# Thread: Quadratic Compound Inequality Question

1. ## Quadratic Compound Inequality Question

Good morning all!

I am studying to prepare myself for a PreCalc/Trig class in the Fall and I am stuck on a quadratic compound inequality with no examples to use and no professor to ask. I have attached a copy of the work I have done on this exercise so far. Would any of you guys mind letting me know where I went wrong ?

Questions I had while solving:

When I derived the two possible values for the absolute value, should I have eliminated part of the domain since it has both positive and negative 3? If so, why?

Is there a better way I can analyze the domains I found to make it easier to find the intersections?

Any help would be really appreciated.

Lenora

2. ## Re: Quadratic Compound Inequality Question

Beer soaked suggestion follows.
Originally Posted by lenoradgray
Good morning all!

I am studying to prepare myself for a PreCalc/Trig class in the Fall and I am stuck on a quadratic compound inequality with no examples to use and no professor to ask. I have attached a copy of the work I have done on this exercise so far. Would any of you guys mind letting me know where I went wrong ?

Questions I had while solving:

When I derived the two possible values for the absolute value, should I have eliminated part of the domain since it has both positive and negative 3? If so, why?

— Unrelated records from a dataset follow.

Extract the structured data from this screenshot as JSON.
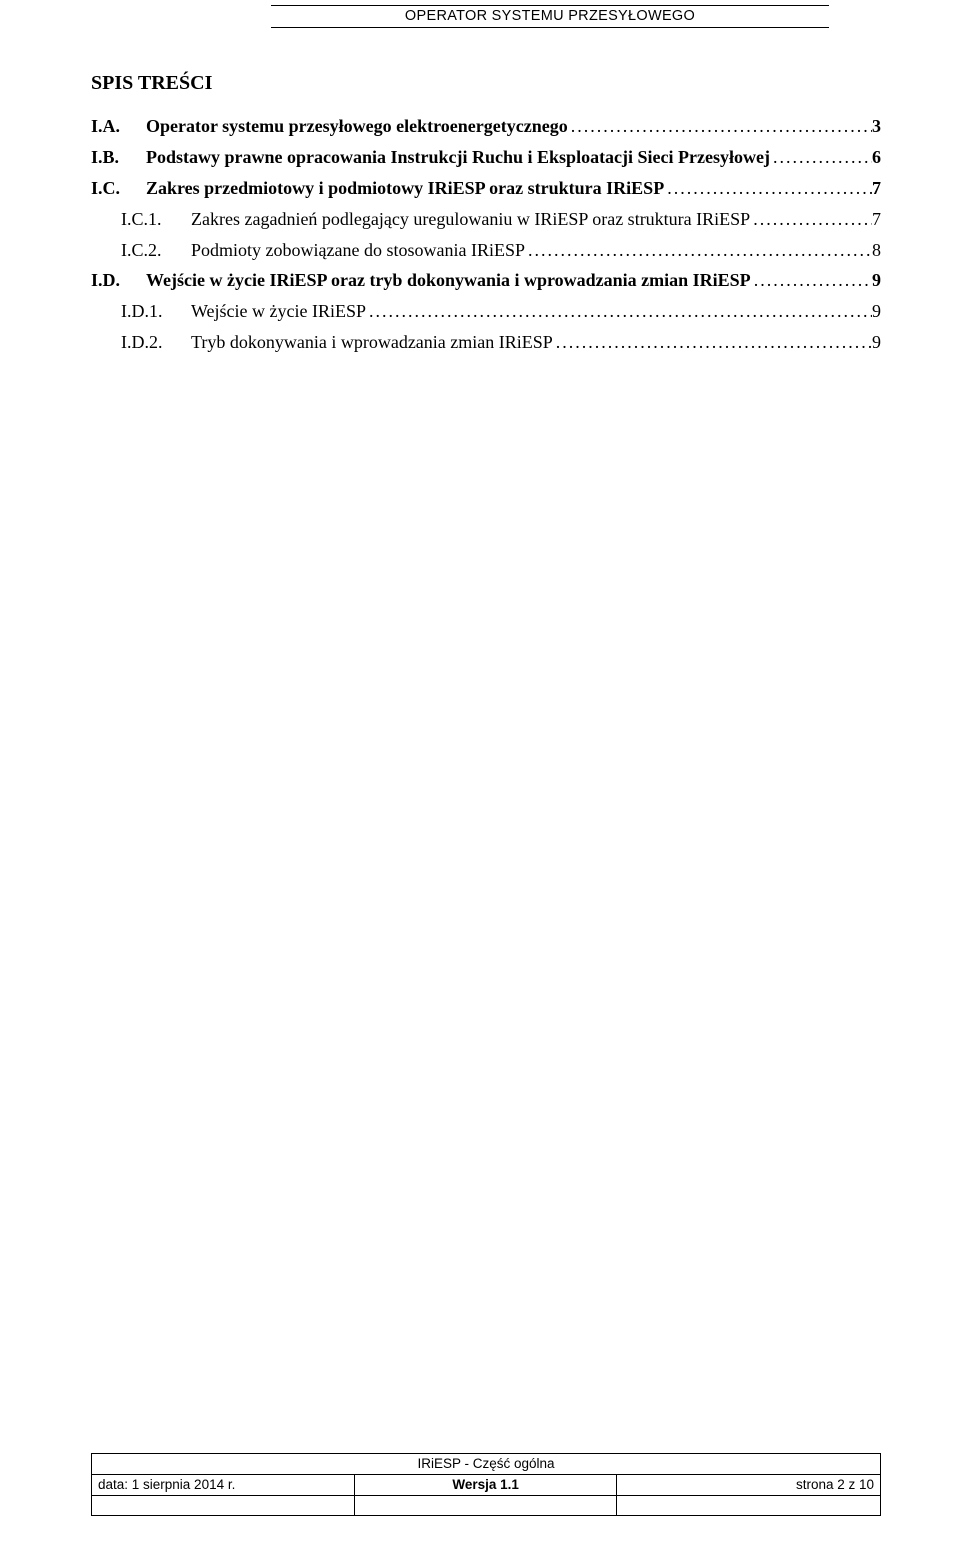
{
  "header": {
    "text": "OPERATOR SYSTEMU PRZESYŁOWEGO"
  },
  "toc": {
    "title": "SPIS TREŚCI",
    "entries": [
      {
        "level": 1,
        "num": "I.A.",
        "label": "Operator systemu przesyłowego elektroenergetycznego",
        "page": "3"
      },
      {
        "level": 1,
        "num": "I.B.",
        "label": "Podstawy prawne opracowania Instrukcji Ruchu i Eksploatacji Sieci Przesyłowej",
        "page": "6"
      },
      {
        "level": 1,
        "num": "I.C.",
        "label": "Zakres przedmiotowy i podmiotowy IRiESP oraz struktura IRiESP",
        "page": "7"
      },
      {
        "level": 2,
        "num": "I.C.1.",
        "label": "Zakres zagadnień podlegający uregulowaniu w IRiESP oraz struktura IRiESP",
        "page": "7"
      },
      {
        "level": 2,
        "num": "I.C.2.",
        "label": "Podmioty zobowiązane do stosowania IRiESP",
        "page": "8"
      },
      {
        "level": 1,
        "num": "I.D.",
        "label": "Wejście w życie IRiESP oraz tryb dokonywania i wprowadzania zmian IRiESP",
        "page": "9"
      },
      {
        "level": 2,
        "num": "I.D.1.",
        "label": "Wejście w życie IRiESP",
        "page": "9"
      },
      {
        "level": 2,
        "num": "I.D.2.",
        "label": "Tryb dokonywania i wprowadzania zmian IRiESP",
        "page": "9"
      }
    ]
  },
  "footer": {
    "title": "IRiESP - Część ogólna",
    "date": "data: 1 sierpnia 2014 r.",
    "version": "Wersja 1.1",
    "pageinfo": "strona 2 z 10"
  },
  "leader_fill": "............................................................................................................................................................................................................"
}
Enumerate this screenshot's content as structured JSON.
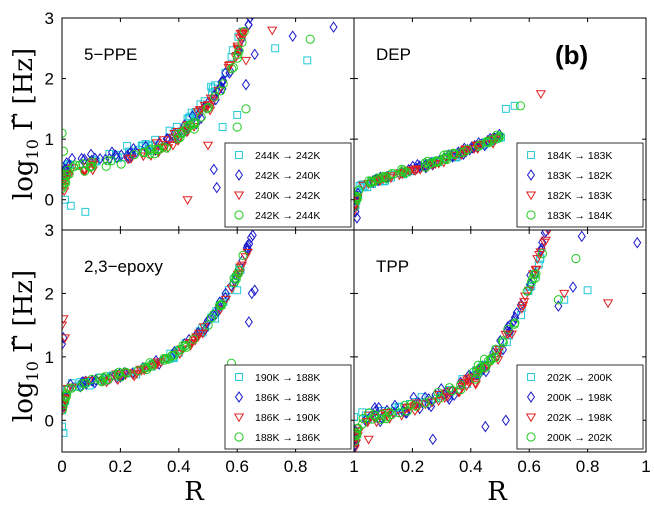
{
  "figure": {
    "tag": "(b)",
    "xlabel": "R",
    "ylabel_main": "log",
    "ylabel_sub": "10",
    "ylabel_tail": " Γ̃ [Hz]",
    "x_ticks": [
      "0",
      "0.2",
      "0.4",
      "0.6",
      "0.8",
      "1"
    ],
    "y_ticks": [
      "0",
      "1",
      "2",
      "3"
    ]
  },
  "chart_data": [
    {
      "type": "scatter",
      "title": "5−PPE",
      "xlabel": "R",
      "ylabel": "log10 Γ̃ [Hz]",
      "xlim": [
        0,
        1
      ],
      "ylim": [
        -0.5,
        3
      ],
      "series": [
        {
          "name": "244K → 242K",
          "color": "#22c8d8",
          "marker": "square",
          "curve": {
            "a": 0.55,
            "b": 0.9,
            "c": 2.1,
            "p": 4.2,
            "x0": 0.005,
            "x1": 0.62,
            "n": 55,
            "noise": 0.11
          },
          "extra": [
            [
              0.01,
              0.0
            ],
            [
              0.03,
              -0.1
            ],
            [
              0.08,
              -0.2
            ],
            [
              0.55,
              1.2
            ],
            [
              0.6,
              1.4
            ],
            [
              0.73,
              2.5
            ],
            [
              0.84,
              2.3
            ]
          ]
        },
        {
          "name": "242K → 240K",
          "color": "#1a1acc",
          "marker": "diamond",
          "curve": {
            "a": 0.6,
            "b": 0.7,
            "c": 2.0,
            "p": 4.5,
            "x0": 0.005,
            "x1": 0.66,
            "n": 75,
            "noise": 0.1
          },
          "extra": [
            [
              0.53,
              0.2
            ],
            [
              0.52,
              0.5
            ],
            [
              0.63,
              1.9
            ],
            [
              0.66,
              2.4
            ],
            [
              0.79,
              2.7
            ],
            [
              0.93,
              2.85
            ]
          ]
        },
        {
          "name": "240K → 242K",
          "color": "#e02020",
          "marker": "triangle-down",
          "curve": {
            "a": 0.45,
            "b": 0.8,
            "c": 2.2,
            "p": 4.2,
            "x0": 0.005,
            "x1": 0.66,
            "n": 70,
            "noise": 0.12
          },
          "extra": [
            [
              0.43,
              0.0
            ],
            [
              0.5,
              0.9
            ],
            [
              0.63,
              2.3
            ],
            [
              0.72,
              2.8
            ]
          ]
        },
        {
          "name": "242K → 244K",
          "color": "#22cc22",
          "marker": "circle",
          "curve": {
            "a": 0.5,
            "b": 0.7,
            "c": 2.1,
            "p": 4.4,
            "x0": 0.0,
            "x1": 0.64,
            "n": 60,
            "noise": 0.1
          },
          "extra": [
            [
              0.0,
              1.1
            ],
            [
              0.005,
              0.8
            ],
            [
              0.6,
              1.2
            ],
            [
              0.63,
              1.5
            ],
            [
              0.85,
              2.65
            ]
          ]
        }
      ]
    },
    {
      "type": "scatter",
      "title": "DEP",
      "xlabel": "R",
      "ylabel": "log10 Γ̃ [Hz]",
      "xlim": [
        0,
        1
      ],
      "ylim": [
        -0.5,
        3
      ],
      "series": [
        {
          "name": "184K → 183K",
          "color": "#22c8d8",
          "marker": "square",
          "curve": {
            "a": 0.2,
            "b": 1.35,
            "c": 0.3,
            "p": 2.5,
            "x0": 0.0,
            "x1": 0.52,
            "n": 55,
            "noise": 0.05
          },
          "extra": [
            [
              0.0,
              0.05
            ],
            [
              0.005,
              -0.1
            ],
            [
              0.52,
              1.5
            ],
            [
              0.55,
              1.55
            ]
          ]
        },
        {
          "name": "183K → 182K",
          "color": "#1a1acc",
          "marker": "diamond",
          "curve": {
            "a": 0.22,
            "b": 1.35,
            "c": 0.3,
            "p": 2.5,
            "x0": 0.0,
            "x1": 0.5,
            "n": 60,
            "noise": 0.05
          },
          "extra": [
            [
              0.0,
              0.0
            ],
            [
              0.005,
              -0.2
            ],
            [
              0.01,
              -0.3
            ]
          ]
        },
        {
          "name": "182K → 183K",
          "color": "#e02020",
          "marker": "triangle-down",
          "curve": {
            "a": 0.2,
            "b": 1.35,
            "c": 0.3,
            "p": 2.5,
            "x0": 0.0,
            "x1": 0.5,
            "n": 50,
            "noise": 0.05
          },
          "extra": [
            [
              0.64,
              1.75
            ],
            [
              0.0,
              -0.1
            ]
          ]
        },
        {
          "name": "183K → 184K",
          "color": "#22cc22",
          "marker": "circle",
          "curve": {
            "a": 0.22,
            "b": 1.35,
            "c": 0.3,
            "p": 2.5,
            "x0": 0.0,
            "x1": 0.5,
            "n": 55,
            "noise": 0.05
          },
          "extra": [
            [
              0.57,
              1.55
            ],
            [
              0.5,
              1.05
            ]
          ]
        }
      ]
    },
    {
      "type": "scatter",
      "title": "2,3−epoxy",
      "xlabel": "R",
      "ylabel": "log10 Γ̃ [Hz]",
      "xlim": [
        0,
        1
      ],
      "ylim": [
        -0.5,
        3
      ],
      "series": [
        {
          "name": "190K → 188K",
          "color": "#22c8d8",
          "marker": "square",
          "curve": {
            "a": 0.5,
            "b": 1.0,
            "c": 1.7,
            "p": 4.5,
            "x0": 0.0,
            "x1": 0.62,
            "n": 60,
            "noise": 0.06
          },
          "extra": [
            [
              0.0,
              -0.1
            ],
            [
              0.005,
              -0.2
            ],
            [
              0.6,
              2.05
            ]
          ]
        },
        {
          "name": "186K → 188K",
          "color": "#1a1acc",
          "marker": "diamond",
          "curve": {
            "a": 0.5,
            "b": 1.0,
            "c": 1.75,
            "p": 4.5,
            "x0": 0.0,
            "x1": 0.66,
            "n": 60,
            "noise": 0.06
          },
          "extra": [
            [
              0.0,
              1.2
            ],
            [
              0.005,
              1.3
            ],
            [
              0.64,
              1.55
            ],
            [
              0.65,
              2.0
            ],
            [
              0.66,
              2.05
            ]
          ]
        },
        {
          "name": "186K → 190K",
          "color": "#e02020",
          "marker": "triangle-down",
          "curve": {
            "a": 0.48,
            "b": 1.0,
            "c": 1.7,
            "p": 4.5,
            "x0": 0.0,
            "x1": 0.64,
            "n": 55,
            "noise": 0.06
          },
          "extra": [
            [
              0.0,
              1.5
            ],
            [
              0.005,
              1.6
            ],
            [
              0.01,
              1.3
            ]
          ]
        },
        {
          "name": "188K → 186K",
          "color": "#22cc22",
          "marker": "circle",
          "curve": {
            "a": 0.5,
            "b": 1.0,
            "c": 1.7,
            "p": 4.5,
            "x0": 0.0,
            "x1": 0.62,
            "n": 60,
            "noise": 0.06
          },
          "extra": [
            [
              0.6,
              0.7
            ],
            [
              0.58,
              0.9
            ],
            [
              0.62,
              2.6
            ]
          ]
        }
      ]
    },
    {
      "type": "scatter",
      "title": "TPP",
      "xlabel": "R",
      "ylabel": "log10 Γ̃ [Hz]",
      "xlim": [
        0,
        1
      ],
      "ylim": [
        -0.5,
        3
      ],
      "series": [
        {
          "name": "202K → 200K",
          "color": "#22c8d8",
          "marker": "square",
          "curve": {
            "a": 0.0,
            "b": 1.1,
            "c": 2.0,
            "p": 4.5,
            "x0": 0.0,
            "x1": 0.65,
            "n": 55,
            "noise": 0.1
          },
          "extra": [
            [
              0.0,
              0.05
            ],
            [
              0.8,
              2.05
            ],
            [
              0.72,
              1.9
            ]
          ]
        },
        {
          "name": "200K → 198K",
          "color": "#1a1acc",
          "marker": "diamond",
          "curve": {
            "a": 0.0,
            "b": 1.0,
            "c": 2.2,
            "p": 4.5,
            "x0": 0.0,
            "x1": 0.68,
            "n": 75,
            "noise": 0.15
          },
          "extra": [
            [
              0.27,
              -0.3
            ],
            [
              0.45,
              -0.1
            ],
            [
              0.52,
              0.0
            ],
            [
              0.7,
              1.8
            ],
            [
              0.75,
              2.1
            ],
            [
              0.78,
              2.9
            ],
            [
              0.97,
              2.8
            ]
          ]
        },
        {
          "name": "202K → 198K",
          "color": "#e02020",
          "marker": "triangle-down",
          "curve": {
            "a": -0.05,
            "b": 1.1,
            "c": 2.1,
            "p": 4.5,
            "x0": 0.0,
            "x1": 0.68,
            "n": 70,
            "noise": 0.12
          },
          "extra": [
            [
              0.0,
              -0.35
            ],
            [
              0.05,
              -0.3
            ],
            [
              0.72,
              2.0
            ],
            [
              0.87,
              1.85
            ]
          ]
        },
        {
          "name": "200K → 202K",
          "color": "#22cc22",
          "marker": "circle",
          "curve": {
            "a": 0.0,
            "b": 1.1,
            "c": 2.0,
            "p": 4.5,
            "x0": 0.0,
            "x1": 0.66,
            "n": 60,
            "noise": 0.1
          },
          "extra": [
            [
              0.76,
              2.55
            ],
            [
              0.7,
              1.9
            ]
          ]
        }
      ]
    }
  ]
}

Is there a better way I can analyze the domains I found to make it easier to find the intersections?

Any help would be really appreciated.

Lenora
One easy way is to plot all 3 functions on the same window; you can easily see the solution set to this quadratic compound inequality at
plot |x^2-9|, 2, 9, x=-5 to 5 - Wolfram|Alpha Results
Too hammered and rusty at the moment but I'm sure you can verify this easily. Check your results at
solve 2<=|x^2-9|<9 - Wolfram|Alpha Results

3. ## Re: Quadratic Compound Inequality Question

well, you picked a rather tedious one to solve ...

$2 \le |x^2-9| < 9$

note ... $|u| = \sqrt{u^2}$

part (1) ...

$|x^2-9| \ge 2$

$\sqrt{(x^2-9)^2} \ge 2$

$(x^2-9)^2 \ge 4$

$(x^2-9)^2 - 4 \ge 0$

$[(x^2-9)-2][(x^2-9)+2] \ge 0$

$(x^2-11)(x^2-7) \ge 0$

for the inequality to be true, both factors must be non-negative or both must be strictly negative.

both factors are non-negative for $x \ge \sqrt{11}$ or $x \le -\sqrt{11}$

both factors are negative for $-\sqrt{7} < x < \sqrt{7}$

solution for this part of the inequality is the union of the above intervals.

part (2) ...

$|x^2-9| < 9$

$\sqrt{(x^2-9)^2} < 9$

$(x^2-9)^2 < 81$

$(x^2-9)^2 - 81 < 0$

$[(x^2-9)-9][(x^2-9)+9] < 0$

$(x^2-18)(x^2) < 0$

since $x^2 \ge 0$ for all $x$, the above inequality is true for $(-\sqrt{18} < x < 0) \cup (0 < x < \sqrt{18})$

so, the solution set of the inequality $2 \le |x^2-9| < 9$ is the intersection of the intervals

$(x \ge \sqrt{11}) \cup (x \le -\sqrt{11})$

$-\sqrt{7} < x < \sqrt{7}$

$(-\sqrt{18} < x < 0) \cup (0 < x < \sqrt{18})$

which is ...

$(-\sqrt{18} < x \le -\sqrt{11}) \cup (-\sqrt{7} \le x < 0) \cup (0 < x \le \sqrt{7}) \cup (\sqrt{11} \le x < \sqrt{18})$

4. ## Re: Quadratic Compound Inequality Question

Thanks so much for your help!